03 April 2007

Because He Still Looks So Good

"The truest characters of ignorance are vanity, and pride and arrogance." ~ Samuel Butler

Loathsome dropped by my office this morning. I've been avoiding him for weeks now, but our paths intersected at the comptroller's office this morning and, seeing a chance for preening, he seized the opportunity. I had just turned on my computer and was starting to work on my breakfast bagel when there was an ominous knock at the door.

Damn. I knew exactly who it was. We had yet to discuss the new contract he obtained. I knew there was no way to stop it. I couldn't pretend I wasn't in because he just saw me. I couldn't tell him to go away because a big part of my job at this point is providing aid and comfort to other employees. (Let me just say that this is a mighty big job and not one I would have applied for, had I had a choice. That's just how I roll.) I couldn't pick up the phone and pretend to be having a conversation. Having eliminated all potential means to escape, I told him to come in.

He started the conversation by asking me how I've been feeling. This was just an opening gambit and I recognized it as such immediately. So I actually told him. In some detail. I also told him about upcoming appointments, who they were with and the possible pain levels associated with each. I never ever do that, but this qualified as an emergency. I was prepared to debase myself in order to make him suffer a bit before he turned the spotlight on himself.

When I ran out of things to say about myself, I quickly turned the tables on him and asked how his wrist has been feeling. He wore out all the cartilage in his right wrist a couple of years ago and the last time I was trapped into talking with him, he told me all about it. I started avoiding him at that point, weeks before the bid he was working on was accepted. Sorry about the wrist, Buddy, now get the hell out of my office.

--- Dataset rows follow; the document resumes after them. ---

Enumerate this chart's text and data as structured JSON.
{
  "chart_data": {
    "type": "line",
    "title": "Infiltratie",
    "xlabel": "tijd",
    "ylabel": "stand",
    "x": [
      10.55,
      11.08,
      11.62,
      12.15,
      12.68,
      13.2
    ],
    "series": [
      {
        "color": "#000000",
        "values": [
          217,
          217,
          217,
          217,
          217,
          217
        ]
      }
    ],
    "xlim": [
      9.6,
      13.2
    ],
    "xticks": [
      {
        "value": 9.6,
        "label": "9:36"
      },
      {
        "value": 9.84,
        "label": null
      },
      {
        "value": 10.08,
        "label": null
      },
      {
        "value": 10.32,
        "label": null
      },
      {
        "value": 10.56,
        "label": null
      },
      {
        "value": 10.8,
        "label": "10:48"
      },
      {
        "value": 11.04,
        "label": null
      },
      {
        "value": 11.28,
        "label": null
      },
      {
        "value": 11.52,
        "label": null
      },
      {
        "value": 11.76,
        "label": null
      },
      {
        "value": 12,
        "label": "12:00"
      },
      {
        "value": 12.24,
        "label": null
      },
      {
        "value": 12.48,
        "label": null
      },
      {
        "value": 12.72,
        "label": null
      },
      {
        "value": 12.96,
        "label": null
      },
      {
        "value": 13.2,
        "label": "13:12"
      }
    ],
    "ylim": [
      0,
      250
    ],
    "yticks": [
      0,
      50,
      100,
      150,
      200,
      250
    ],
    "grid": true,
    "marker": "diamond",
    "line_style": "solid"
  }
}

I pumped him with questions about his pain level and pretended to give a shit. I knew he was dying to get around to telling me how busy he was with the new contract. Loathsome started working his way towards that goal by telling me how afraid he is that his wrist won't keep up with the gruelling work load looming in front of him.

There was no turning back. On and on he went about how crazy the client is, how many 12 hour days he'll be working, how he can't find qualified workers. I finally broke down and offered some admiration and sympathy. That's all he wanted, after all. I should have just gotten to the point and saved myself some time and irritation.

Could he tell the praise was begrudging at best? Of course not. Because no one is sold on Loathsome quite as much as he is. Because he's the most praise worthy guy he knows. And, oh yeah...he looks so good.